Tesla is aiming to produce 500,000 electric vehicles a year at the plant, which will also be home to “the largest battery factory in the world”,
according to group boss Elon Musk.

In a little over a year and a half, swathes of coniferous forest have already been cleared to make way for vast concrete rectangles on a red earth base, accessed via the already iconic Tesla Strasse (Tesla Street).

German bureaucracy

The new site still has only provisional construction permits, but Tesla has been authorised by local officials to begin work at its own risk.

Final approval depends on an assessment of the project’s environmental impact – including the issue of water.
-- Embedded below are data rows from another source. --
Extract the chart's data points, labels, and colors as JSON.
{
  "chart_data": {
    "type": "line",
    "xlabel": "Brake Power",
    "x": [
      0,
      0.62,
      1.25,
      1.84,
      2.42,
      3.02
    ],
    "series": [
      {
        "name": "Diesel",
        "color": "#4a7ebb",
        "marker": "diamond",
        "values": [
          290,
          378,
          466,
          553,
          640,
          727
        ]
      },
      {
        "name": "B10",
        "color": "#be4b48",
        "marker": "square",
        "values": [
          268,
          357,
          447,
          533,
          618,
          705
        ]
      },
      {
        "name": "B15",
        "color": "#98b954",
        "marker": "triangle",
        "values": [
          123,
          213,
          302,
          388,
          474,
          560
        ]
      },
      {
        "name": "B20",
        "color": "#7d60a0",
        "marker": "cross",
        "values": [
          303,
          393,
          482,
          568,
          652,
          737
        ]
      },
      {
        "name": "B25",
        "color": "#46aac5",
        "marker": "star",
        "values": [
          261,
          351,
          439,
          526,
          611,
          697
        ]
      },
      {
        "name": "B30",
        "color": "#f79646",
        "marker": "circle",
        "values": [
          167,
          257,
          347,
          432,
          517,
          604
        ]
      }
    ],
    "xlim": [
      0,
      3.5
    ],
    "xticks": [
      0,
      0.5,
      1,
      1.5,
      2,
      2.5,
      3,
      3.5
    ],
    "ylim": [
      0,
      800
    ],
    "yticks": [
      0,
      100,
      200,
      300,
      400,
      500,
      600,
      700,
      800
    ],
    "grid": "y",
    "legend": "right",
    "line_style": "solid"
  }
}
In theory, if approval is not granted, Tesla will have to dismantle the entire complex at its own expense.

But “pressure is being exerted (on the regulatory authorities), linked to Tesla’s significant investment”, Gruene Liga’s Michael Greschow told AFP.

In early April, Tesla said it was “irritated” by the slow pace of German bureaucracy, calling for exceptions to the rules for projects that help the environment.

Economy Minister Peter Altmaier agreed in April that his government “had not done enough” to reduce bureaucracy, lauding the gigafactory as a “very important project”.

Despite Germany’s reputation for efficiency, major infrastructure projects are often held up by bureaucracy criticised as excessive by the business community.

Among the most embarrassing examples are Berlin’s new airport which opened last October after an eight-year delay and Stuttgart’s new train station, which has been under construction since 2010.

Brandenburg’s economy minister, Joerg Steinbach, raised the possibility in February that the Tesla factory could be delayed beyond its July planned opening for the same reason.